Hi
Engines, I disagree with your analysis at #26
1. The MAA found that the CAUSE of the accident was the inadvertent ejection due to displacement of the seat pan handle. Various CONTRIBUTORY factors were identified around the SPH design and use in service, also strap positions.
I honestly don't buy the MAA's analysis. Here's my stab:
1. If the shackle had worked, this would have (very probably) been an incident, with the pilot surviving. It became an accident because he died. He died because his parachute didn't deploy. It failed to do so because the drogue shackle had been disassembled and on reassembly overtightened to such a degree that it jammed. The jammed shackle was, in my view, the CAUSE. The inadvertent operation of the SPH was a CONTRIBUTORY factor.

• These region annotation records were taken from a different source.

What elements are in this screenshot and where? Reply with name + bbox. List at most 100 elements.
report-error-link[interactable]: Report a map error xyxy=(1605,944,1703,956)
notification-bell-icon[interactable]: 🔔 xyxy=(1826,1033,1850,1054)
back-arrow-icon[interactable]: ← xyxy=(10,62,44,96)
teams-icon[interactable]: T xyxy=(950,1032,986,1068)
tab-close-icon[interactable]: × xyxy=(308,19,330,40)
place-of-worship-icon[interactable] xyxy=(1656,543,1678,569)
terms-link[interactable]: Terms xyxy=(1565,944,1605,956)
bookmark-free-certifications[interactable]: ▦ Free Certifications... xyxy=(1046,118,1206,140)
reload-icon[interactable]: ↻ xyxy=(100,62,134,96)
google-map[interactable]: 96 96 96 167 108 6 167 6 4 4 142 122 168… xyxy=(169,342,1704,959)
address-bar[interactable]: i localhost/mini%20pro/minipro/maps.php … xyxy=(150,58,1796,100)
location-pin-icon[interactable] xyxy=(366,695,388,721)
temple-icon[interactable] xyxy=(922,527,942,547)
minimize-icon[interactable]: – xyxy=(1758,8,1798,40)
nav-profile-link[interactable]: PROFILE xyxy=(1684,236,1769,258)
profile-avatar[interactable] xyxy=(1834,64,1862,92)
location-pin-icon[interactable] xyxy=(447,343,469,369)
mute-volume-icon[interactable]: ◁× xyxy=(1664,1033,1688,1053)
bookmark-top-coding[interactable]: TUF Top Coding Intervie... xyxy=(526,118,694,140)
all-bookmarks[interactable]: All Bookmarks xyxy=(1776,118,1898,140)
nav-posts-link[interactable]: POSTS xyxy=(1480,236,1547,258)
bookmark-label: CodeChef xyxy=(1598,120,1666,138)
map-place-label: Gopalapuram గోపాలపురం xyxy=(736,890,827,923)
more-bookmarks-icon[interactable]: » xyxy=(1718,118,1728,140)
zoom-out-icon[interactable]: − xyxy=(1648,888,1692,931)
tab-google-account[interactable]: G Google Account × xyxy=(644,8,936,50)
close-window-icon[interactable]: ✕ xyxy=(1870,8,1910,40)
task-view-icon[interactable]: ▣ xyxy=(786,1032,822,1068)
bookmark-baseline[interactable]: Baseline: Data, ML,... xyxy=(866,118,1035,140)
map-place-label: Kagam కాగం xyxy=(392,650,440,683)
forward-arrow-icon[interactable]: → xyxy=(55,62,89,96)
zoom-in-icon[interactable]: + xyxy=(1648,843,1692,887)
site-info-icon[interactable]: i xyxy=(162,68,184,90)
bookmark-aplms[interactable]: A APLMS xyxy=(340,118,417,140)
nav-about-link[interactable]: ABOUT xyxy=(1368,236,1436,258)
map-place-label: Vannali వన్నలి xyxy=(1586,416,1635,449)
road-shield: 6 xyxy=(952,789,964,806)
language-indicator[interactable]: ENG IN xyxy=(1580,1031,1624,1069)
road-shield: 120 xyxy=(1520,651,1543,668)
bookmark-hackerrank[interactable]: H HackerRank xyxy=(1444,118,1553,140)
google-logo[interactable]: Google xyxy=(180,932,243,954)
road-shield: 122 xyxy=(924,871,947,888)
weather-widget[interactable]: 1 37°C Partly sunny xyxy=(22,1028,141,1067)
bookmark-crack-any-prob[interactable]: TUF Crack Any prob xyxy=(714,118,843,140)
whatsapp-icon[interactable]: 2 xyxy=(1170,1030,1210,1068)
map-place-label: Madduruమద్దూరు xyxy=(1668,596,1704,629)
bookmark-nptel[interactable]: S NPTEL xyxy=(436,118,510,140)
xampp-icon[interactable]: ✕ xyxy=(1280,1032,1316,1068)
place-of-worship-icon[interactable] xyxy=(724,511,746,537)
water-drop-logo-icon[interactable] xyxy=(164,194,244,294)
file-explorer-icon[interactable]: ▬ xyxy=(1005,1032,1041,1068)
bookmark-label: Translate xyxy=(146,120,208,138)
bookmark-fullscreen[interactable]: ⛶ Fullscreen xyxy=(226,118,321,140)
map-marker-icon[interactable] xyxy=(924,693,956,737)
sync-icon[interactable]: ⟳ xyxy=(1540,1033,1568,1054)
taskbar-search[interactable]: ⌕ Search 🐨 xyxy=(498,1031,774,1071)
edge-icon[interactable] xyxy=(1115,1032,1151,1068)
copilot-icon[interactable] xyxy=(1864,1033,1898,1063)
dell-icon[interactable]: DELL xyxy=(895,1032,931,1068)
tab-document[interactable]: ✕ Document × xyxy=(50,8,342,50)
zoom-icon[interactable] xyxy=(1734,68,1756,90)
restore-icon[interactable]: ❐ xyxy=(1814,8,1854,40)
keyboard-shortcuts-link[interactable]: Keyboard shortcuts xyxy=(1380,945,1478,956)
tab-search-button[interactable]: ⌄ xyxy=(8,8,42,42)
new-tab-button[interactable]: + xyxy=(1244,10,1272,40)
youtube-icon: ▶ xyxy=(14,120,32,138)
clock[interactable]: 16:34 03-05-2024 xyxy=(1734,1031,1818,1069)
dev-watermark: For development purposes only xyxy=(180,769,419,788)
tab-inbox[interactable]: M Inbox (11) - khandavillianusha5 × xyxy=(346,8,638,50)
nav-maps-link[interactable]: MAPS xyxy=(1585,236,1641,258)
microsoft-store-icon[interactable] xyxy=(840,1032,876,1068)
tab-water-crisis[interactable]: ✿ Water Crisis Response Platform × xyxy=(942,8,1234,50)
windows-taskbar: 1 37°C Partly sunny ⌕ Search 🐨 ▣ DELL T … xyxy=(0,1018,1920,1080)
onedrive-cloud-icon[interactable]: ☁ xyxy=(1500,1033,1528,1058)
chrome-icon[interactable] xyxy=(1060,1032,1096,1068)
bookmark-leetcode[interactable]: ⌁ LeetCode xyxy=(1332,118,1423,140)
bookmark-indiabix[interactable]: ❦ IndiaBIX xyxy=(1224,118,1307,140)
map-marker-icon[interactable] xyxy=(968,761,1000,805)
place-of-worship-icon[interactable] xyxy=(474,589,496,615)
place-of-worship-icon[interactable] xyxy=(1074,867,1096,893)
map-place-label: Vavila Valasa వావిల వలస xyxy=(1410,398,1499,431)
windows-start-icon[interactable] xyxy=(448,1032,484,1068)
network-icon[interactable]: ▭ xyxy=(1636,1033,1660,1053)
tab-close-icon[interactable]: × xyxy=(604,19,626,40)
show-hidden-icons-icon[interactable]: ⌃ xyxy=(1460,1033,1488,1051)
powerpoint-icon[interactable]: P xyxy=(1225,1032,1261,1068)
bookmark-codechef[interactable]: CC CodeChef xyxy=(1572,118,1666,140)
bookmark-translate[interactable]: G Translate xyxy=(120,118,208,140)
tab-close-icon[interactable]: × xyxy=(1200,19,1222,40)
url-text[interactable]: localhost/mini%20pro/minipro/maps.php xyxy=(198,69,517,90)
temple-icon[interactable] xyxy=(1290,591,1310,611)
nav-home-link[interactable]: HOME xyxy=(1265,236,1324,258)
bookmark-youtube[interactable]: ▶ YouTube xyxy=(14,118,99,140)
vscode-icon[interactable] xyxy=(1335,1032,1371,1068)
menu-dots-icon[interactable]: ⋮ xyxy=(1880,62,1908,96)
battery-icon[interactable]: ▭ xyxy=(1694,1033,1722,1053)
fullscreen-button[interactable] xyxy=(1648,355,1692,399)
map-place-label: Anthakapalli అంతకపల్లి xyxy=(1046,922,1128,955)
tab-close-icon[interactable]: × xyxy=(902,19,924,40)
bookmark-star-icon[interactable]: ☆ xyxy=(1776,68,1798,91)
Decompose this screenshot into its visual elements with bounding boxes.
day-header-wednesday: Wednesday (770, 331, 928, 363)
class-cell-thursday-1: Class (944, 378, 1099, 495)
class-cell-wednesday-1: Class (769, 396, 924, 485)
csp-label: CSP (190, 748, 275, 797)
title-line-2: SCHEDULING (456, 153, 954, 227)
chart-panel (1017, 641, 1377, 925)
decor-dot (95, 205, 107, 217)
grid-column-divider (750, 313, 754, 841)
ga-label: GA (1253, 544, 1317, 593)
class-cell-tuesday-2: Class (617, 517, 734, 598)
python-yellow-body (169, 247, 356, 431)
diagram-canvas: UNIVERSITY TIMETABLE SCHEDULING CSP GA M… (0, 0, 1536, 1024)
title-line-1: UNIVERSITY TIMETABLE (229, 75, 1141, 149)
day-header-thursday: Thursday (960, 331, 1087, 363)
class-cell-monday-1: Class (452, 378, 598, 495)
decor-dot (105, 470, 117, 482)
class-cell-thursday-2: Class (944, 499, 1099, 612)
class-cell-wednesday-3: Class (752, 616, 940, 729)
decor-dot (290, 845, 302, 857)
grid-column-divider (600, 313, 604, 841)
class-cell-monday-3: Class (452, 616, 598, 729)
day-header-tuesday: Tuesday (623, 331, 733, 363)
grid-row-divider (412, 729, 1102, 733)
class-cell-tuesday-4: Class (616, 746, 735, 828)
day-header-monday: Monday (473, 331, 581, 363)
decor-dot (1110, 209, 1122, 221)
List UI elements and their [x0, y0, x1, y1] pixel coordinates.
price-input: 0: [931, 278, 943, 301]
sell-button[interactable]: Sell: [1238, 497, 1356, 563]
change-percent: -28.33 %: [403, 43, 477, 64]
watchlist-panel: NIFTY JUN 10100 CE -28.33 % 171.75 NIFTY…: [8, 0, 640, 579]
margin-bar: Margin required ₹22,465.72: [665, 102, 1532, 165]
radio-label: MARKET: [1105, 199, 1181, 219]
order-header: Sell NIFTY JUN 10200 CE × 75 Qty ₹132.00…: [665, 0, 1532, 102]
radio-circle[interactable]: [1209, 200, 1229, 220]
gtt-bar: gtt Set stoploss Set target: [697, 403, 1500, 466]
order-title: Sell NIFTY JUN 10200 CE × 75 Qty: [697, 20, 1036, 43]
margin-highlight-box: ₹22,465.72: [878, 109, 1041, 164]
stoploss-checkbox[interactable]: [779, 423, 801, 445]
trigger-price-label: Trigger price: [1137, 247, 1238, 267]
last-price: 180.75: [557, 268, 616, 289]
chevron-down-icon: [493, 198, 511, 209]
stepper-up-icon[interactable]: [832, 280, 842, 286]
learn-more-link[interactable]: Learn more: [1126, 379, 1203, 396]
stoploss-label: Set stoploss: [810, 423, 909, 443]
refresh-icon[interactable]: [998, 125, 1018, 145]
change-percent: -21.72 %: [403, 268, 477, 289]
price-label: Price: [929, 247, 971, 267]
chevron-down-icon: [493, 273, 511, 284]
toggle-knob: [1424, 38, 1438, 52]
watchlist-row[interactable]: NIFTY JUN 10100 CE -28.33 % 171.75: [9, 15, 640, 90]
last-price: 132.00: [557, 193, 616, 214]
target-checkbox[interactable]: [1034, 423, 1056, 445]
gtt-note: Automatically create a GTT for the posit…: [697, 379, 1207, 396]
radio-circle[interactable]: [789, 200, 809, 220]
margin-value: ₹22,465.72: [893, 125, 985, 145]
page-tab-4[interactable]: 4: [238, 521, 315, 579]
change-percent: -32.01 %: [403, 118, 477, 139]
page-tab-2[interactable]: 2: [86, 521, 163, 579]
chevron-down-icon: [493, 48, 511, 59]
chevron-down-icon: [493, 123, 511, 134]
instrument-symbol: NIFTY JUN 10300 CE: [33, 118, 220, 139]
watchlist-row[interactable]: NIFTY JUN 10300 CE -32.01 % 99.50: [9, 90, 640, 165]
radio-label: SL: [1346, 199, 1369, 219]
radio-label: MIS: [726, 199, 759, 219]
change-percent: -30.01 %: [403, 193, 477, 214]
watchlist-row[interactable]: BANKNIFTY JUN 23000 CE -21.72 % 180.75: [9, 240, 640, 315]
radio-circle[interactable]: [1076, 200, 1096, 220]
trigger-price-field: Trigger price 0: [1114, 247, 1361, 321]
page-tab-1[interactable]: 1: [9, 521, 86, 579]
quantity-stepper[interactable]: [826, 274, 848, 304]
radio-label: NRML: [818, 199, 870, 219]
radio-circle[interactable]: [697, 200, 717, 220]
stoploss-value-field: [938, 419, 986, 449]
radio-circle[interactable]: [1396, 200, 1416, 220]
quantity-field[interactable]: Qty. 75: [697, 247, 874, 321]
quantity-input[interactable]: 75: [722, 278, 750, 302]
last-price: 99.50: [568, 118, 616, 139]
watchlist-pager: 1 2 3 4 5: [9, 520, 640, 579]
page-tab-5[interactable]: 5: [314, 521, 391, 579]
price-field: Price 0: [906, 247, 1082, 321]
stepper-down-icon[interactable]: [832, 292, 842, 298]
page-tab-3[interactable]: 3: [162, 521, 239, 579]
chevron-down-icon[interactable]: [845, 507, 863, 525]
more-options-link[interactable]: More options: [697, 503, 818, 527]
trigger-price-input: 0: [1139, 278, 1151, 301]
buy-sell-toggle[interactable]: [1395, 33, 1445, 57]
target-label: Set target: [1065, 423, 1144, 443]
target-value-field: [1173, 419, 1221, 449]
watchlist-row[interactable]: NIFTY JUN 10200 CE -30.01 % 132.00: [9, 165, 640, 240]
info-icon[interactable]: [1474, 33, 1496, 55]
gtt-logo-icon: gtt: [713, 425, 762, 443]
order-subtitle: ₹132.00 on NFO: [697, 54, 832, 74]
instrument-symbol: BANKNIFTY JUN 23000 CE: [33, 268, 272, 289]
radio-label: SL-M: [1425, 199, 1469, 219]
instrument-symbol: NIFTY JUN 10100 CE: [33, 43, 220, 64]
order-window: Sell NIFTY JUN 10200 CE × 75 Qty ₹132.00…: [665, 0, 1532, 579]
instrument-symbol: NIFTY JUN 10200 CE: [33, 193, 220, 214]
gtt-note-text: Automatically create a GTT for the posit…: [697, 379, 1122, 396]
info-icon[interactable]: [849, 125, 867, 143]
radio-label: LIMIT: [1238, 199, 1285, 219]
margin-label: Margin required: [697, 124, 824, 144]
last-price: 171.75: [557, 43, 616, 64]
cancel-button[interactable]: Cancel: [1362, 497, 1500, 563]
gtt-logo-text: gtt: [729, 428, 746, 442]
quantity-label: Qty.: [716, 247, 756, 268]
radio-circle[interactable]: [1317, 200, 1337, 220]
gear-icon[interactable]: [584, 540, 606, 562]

I mentioned this on the original thread.
The Service Inquiry is into the "Accident involving Hawk XX177 on 8 Nov 11"
that led to the death of Flt Lt Cunningham
The CAUSE
must be the "inadvertent ejection due to displacement of the seat pan handle"
Why? Because the same event could have happened to a member of the ground crew earlier in the timeline. He would not have been strapped in
so the shackle would have had no bearing on his death or injury. Forgive my flippancy but Flt Lt Cunningham could have landed on the Families Day bouncy castle.
I'm on your side, and all the other who agreed with your analysis, but I believe the MAA got it right.